Cloning Scientist Looking at Blastocyst: “I Looked Like That a Long Time Ago”

The news around the world is full of reports that a team of scientists at a small California private company have claimed to be the first to have created three mature cloned human embryos, using DNA taken from single adult skin cells. The report from Stemagen Corp in La Jolla, California, says one of the cloned embryos carries DNA donated by Dr. Samuel Wood, a fertility doctor who is the California-based company's founder.

Despite the research world's insistence that a cloned embryo is not genuinely a human being, Dr. Wood inadvertently admitted that scientists know this is not true.
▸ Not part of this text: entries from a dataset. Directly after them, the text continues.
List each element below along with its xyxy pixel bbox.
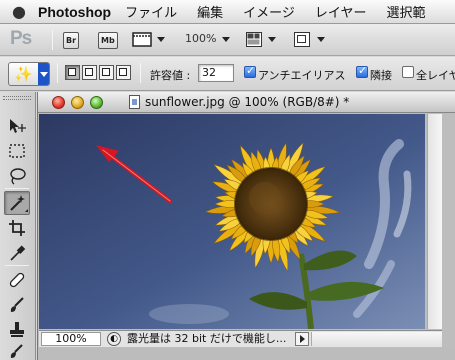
close-window-button[interactable]	[52, 96, 65, 109]
minimize-window-button[interactable]	[71, 96, 84, 109]
chevron-down-icon[interactable]	[222, 37, 230, 42]
zoom-level-select[interactable]: 100%	[185, 32, 216, 45]
zoom-window-button[interactable]	[90, 96, 103, 109]
submenu-indicator	[25, 209, 28, 212]
eyedropper-tool[interactable]	[4, 241, 30, 265]
menu-app-name[interactable]: Photoshop	[38, 4, 111, 20]
history-brush-tool[interactable]	[4, 340, 30, 360]
menu-layer[interactable]: レイヤー	[315, 2, 367, 21]
cloud	[149, 304, 229, 324]
intersect-selection-button[interactable]	[116, 65, 131, 80]
antialias-label: アンチエイリアス	[258, 69, 346, 82]
chevron-down-icon[interactable]	[268, 37, 276, 42]
tools-panel	[0, 92, 36, 360]
status-bar: 100% ◐ 露光量は 32 bit だけで機能し...	[39, 330, 442, 347]
crop-tool[interactable]	[4, 216, 30, 240]
info-icon[interactable]: ◐	[107, 332, 121, 346]
grid-icon	[247, 33, 260, 45]
crop-icon	[9, 220, 25, 236]
menu-bar: ● Photoshop ファイル 編集 イメージ レイヤー 選択範	[0, 0, 455, 24]
brush-icon	[10, 297, 24, 312]
document-titlebar[interactable]: sunflower.jpg @ 100% (RGB/8#) *	[38, 92, 455, 113]
marquee-tool[interactable]	[4, 139, 30, 163]
zoom-field[interactable]: 100%	[41, 332, 101, 346]
magic-wand-tool[interactable]	[4, 191, 30, 215]
tool-preset-picker[interactable]: ✨	[8, 62, 50, 86]
application-bar: Ps Br Mb 100%	[0, 24, 455, 56]
add-to-selection-button[interactable]	[82, 65, 97, 80]
antialias-checkbox[interactable]	[244, 64, 256, 78]
healing-brush-tool[interactable]	[4, 268, 30, 292]
view-extras-button[interactable]	[132, 32, 154, 48]
contiguous-label: 隣接	[370, 69, 392, 82]
lasso-tool[interactable]	[4, 164, 30, 188]
divider	[52, 30, 53, 50]
preset-dropdown[interactable]	[38, 63, 49, 85]
brush-tool[interactable]	[4, 293, 30, 317]
menu-image[interactable]: イメージ	[243, 2, 295, 21]
magic-wand-icon: ✨	[14, 65, 33, 83]
chevron-down-icon	[40, 72, 48, 77]
all-layers-label: 全レイヤ	[416, 69, 455, 82]
vertical-scrollbar[interactable]	[427, 114, 442, 329]
document-icon	[129, 95, 140, 109]
arrange-documents-icon[interactable]	[246, 32, 262, 47]
contiguous-checkbox[interactable]	[356, 64, 368, 78]
chevron-down-icon[interactable]	[157, 37, 165, 42]
subtract-from-selection-button[interactable]	[99, 65, 114, 80]
move-icon	[10, 119, 26, 133]
tolerance-label: 許容値 :	[150, 69, 191, 82]
divider	[57, 63, 58, 83]
chevron-down-icon[interactable]	[317, 37, 325, 42]
divider	[5, 188, 29, 189]
menu-file[interactable]: ファイル	[125, 2, 177, 21]
document-title: sunflower.jpg @ 100% (RGB/8#) *	[145, 95, 350, 109]
document-window: sunflower.jpg @ 100% (RGB/8#) * 100% ◐ 露…	[37, 92, 455, 360]
options-bar: ✨ 許容値 : 32 アンチエイリアス 隣接 全レイヤ	[0, 57, 455, 91]
menu-edit[interactable]: 編集	[197, 2, 223, 21]
sunflower-photo	[39, 114, 425, 329]
horizontal-scrollbar[interactable]	[311, 332, 442, 346]
history-brush-icon	[10, 344, 23, 358]
bandage-icon	[9, 272, 25, 288]
all-layers-checkbox[interactable]	[402, 66, 414, 78]
image-canvas[interactable]	[39, 114, 425, 329]
panel-grip[interactable]	[3, 96, 31, 100]
window-bottom	[38, 348, 455, 360]
clone-stamp-tool[interactable]	[4, 318, 30, 342]
screen-mode-icon[interactable]	[294, 32, 310, 47]
tolerance-input[interactable]: 32	[198, 64, 234, 82]
divider	[5, 265, 29, 266]
divider	[140, 63, 141, 83]
status-menu-button[interactable]	[295, 332, 309, 346]
apple-menu-icon[interactable]: ●	[0, 2, 38, 21]
launch-minibridge-button[interactable]: Mb	[98, 32, 118, 49]
stamp-icon	[10, 322, 24, 337]
lasso-icon	[10, 168, 26, 185]
move-tool[interactable]	[4, 114, 30, 138]
launch-bridge-button[interactable]: Br	[63, 32, 80, 49]
new-selection-button[interactable]	[65, 65, 80, 80]
status-text: 露光量は 32 bit だけで機能し...	[127, 332, 287, 345]
photoshop-logo: Ps	[10, 28, 32, 49]
film-icon	[132, 32, 152, 47]
marquee-icon	[9, 144, 25, 158]
menu-select[interactable]: 選択範	[387, 2, 426, 21]
eyedropper-icon	[10, 245, 26, 261]
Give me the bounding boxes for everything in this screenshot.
He is quoted in the Times saying, "[O]nce I saw the blastocyst and I looked at it and realised that I may well have looked something like that a long time ago, it was quite an interesting experience."

But pro-life advocates and the Vatican have denounced the work as a form of slavery that will further the ongoing devaluation of human life.

Monsignor Elio Sgreccia, president of the Pontifical Academy for Life, called the work, the "worst type of exploitation of the human being". "This ranks among the most morally illicit acts, ethically speaking," he said.

"As for the possible justification that this would be used to provide therapy, up to now there's been no success at this, and even if there were, it would not be permissible to use the human being as a medicine," Bishop Sgreccia added.

The clones were created by the somatic cell nuclear transfer (SCNT) technique, in which the nucleus of a human oocyte (ovum) is removed and replaced with the mature nucleus obtained from a somatic (body) cell of a donor; in this case, skin cells.

The La Jolla company gives the usual explanation that the cloned embryos can provide embryonic stem cells for use in research on Parkinson's and Alzheimer's diseases and spinal cord injuries. The embryos were allowed to develop to the blastocyst stage at which the inner cell mass forms. These cells are the embryonic stem cells so prized by researchers.

The report was published in the scientific journal, Stem Cell, and has been called by the journal "painstakingly" documented and verified. This caution comes after the 2004 scandals in which the world was shocked to discover that the Korean maverick cloning researcher Dr. Hwang Woo Suk, had faked his results in which he claimed to have created cloned human embryos and viable stem cell lines from them.

Although the scientific community's reception of this most recent announcement has been somewhat cautious, it has been received with the expected enthusiasm. Robin Lovell-Badge of Britain's Medical Research Council's division of stem cell biology, responded to the news saying, "This is the most successful description so far of the use of the cloning techniques with purely human material. However, it is still a long way from achieving the goal of obtaining embryonic stem cells."

Britain's Dr. Ian Wilmut commented: "I hope that the authors have the opportunity to continue their work and derive embryo stem cell lines." Wilmut, perhaps the world's most famous cloning researcher, who led the team that cloned Dolly the sheep, recently announced that he will be discontinuing his efforts to clone human beings in favour of a new technique that may not involve the creation of cloned embryos. 

Other voices have been added to that of the Vatican condemning the work of the California team. Paul Danon, media spokesman for the Society for the Protection of Unborn Children said, "Whatever the truth may be of the claim, it's appalling that scientists are competing in a race in which ethics and human lives are the first casualties."